They don’t have much insight to offer, besides repeatedly trying to convince everyone that the goal of The Ultimatum is emotional growth and the strengthening of monogamous heterosexual relationships. “Psychologists agree an ultimatum is not a good way to get someone else to do what you want,” Nick Lachey tells the contestants early on. “But it is the best way to get you the answers you need on a timetable you can live with.” Seems like a trustworthy assessment...
The one thing that constantly bugs me about the couple’s participation in these shows is that they take every opportunity to throw in personal anecdotes about their lives. They are constantly connecting elements of Love Is Blind and The Ultimatum back to their own relationship, whether it’s saying that they would have gotten engaged had they met in the pods, or the revelation that Vanessa issued an ultimatum to Nick after five years of dating. Can a 16-year-long relationship really be compared to partnerships that are forced to quickly escalate within the span of a few weeks?
They intend for these stories to come across as cute, relatable, and inspiring, but instead they end up being cringey and carry a condescending tone. That’s especially true when you consider how they frame these manipulative dating conditions as being helpful to relationships, for the sake of making entertaining television that they cash in on.

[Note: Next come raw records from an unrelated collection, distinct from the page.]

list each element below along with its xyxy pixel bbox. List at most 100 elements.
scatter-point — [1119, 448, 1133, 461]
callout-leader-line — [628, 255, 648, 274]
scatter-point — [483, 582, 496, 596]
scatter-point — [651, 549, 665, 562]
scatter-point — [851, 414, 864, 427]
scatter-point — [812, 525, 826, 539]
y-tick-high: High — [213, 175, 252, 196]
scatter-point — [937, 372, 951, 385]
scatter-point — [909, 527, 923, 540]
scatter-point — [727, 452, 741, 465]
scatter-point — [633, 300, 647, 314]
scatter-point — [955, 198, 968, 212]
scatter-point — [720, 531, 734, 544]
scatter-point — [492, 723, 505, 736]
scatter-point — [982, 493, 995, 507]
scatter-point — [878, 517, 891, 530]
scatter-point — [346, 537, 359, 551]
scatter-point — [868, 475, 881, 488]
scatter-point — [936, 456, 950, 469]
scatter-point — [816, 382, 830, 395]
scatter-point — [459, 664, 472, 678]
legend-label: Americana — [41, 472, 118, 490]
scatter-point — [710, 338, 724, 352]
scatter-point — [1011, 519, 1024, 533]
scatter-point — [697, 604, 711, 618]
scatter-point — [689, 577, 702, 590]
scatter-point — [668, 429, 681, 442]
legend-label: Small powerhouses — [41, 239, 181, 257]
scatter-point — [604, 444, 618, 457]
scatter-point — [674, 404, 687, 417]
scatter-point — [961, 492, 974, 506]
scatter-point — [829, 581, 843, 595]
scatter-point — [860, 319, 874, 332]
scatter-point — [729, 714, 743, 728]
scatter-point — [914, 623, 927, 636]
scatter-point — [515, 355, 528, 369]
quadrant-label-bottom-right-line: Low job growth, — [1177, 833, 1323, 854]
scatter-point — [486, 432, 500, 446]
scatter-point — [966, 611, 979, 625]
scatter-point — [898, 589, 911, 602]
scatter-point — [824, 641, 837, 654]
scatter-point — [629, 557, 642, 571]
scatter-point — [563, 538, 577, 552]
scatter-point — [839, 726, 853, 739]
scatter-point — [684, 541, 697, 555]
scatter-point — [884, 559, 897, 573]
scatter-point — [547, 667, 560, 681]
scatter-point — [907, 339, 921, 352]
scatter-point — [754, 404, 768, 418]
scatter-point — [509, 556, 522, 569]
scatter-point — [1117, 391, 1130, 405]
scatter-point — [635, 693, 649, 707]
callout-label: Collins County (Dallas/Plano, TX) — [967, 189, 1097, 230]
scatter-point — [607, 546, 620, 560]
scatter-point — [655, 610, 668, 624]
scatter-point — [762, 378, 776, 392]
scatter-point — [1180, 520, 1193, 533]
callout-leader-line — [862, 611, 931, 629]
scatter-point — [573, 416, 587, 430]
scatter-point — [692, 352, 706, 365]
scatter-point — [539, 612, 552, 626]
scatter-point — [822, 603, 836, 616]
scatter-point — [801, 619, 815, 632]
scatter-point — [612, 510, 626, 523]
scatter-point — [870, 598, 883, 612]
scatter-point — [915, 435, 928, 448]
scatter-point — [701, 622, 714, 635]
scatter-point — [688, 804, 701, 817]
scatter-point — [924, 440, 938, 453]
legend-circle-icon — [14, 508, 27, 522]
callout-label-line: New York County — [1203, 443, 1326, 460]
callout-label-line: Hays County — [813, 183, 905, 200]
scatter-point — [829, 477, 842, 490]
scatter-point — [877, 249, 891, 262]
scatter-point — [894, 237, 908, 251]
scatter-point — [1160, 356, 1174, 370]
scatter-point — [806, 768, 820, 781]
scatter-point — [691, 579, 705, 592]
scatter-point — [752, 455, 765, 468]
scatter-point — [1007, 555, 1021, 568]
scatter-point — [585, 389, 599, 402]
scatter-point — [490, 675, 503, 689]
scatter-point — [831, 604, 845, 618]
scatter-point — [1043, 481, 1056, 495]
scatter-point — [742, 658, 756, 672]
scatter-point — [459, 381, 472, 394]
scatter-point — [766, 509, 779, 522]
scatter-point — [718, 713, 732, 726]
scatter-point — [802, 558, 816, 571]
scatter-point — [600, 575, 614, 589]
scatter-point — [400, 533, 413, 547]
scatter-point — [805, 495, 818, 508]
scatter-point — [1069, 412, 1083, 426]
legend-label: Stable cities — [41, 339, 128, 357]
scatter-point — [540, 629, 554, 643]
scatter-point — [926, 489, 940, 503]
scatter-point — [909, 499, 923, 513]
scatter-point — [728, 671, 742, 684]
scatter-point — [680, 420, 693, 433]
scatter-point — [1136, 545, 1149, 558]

The pair aren’t completely irredeemable as hosts. In the Season 2 reunion of Love Is Blind, released earlier this year, they scored brownie points by calling out contestants’ obnoxious behavior. After the season’s villain, Abhishek “Shake” Chatterjee, made gross comments about the women’s physical appearances and compared marriage to making a “really big purchase,” Vanessa chastised him for berating women, while Nick pointed out that Shake may have been seeking something too conventional.
But it’s a stretch to give them the benefit of the doubt for this. The majority of the cast barely got in two words otherwise, since so much of the one-hour runtime was dedicated to the Lacheys tracing every discussion back to their devoted relationship.
No matter how messy, frustrating, and downright terrible Love Is Blind can get, I can’t help but think that the one element dragging it down further is the Lacheys. My plea to Netflix: If you care to alleviate some of the pain we must endure during these binge-worthy, but increasingly awful-and-not-in-a-fun-way shows, please shut down the Nick and Vanessa Lachey Reality TV Universe before it gets too out of hand.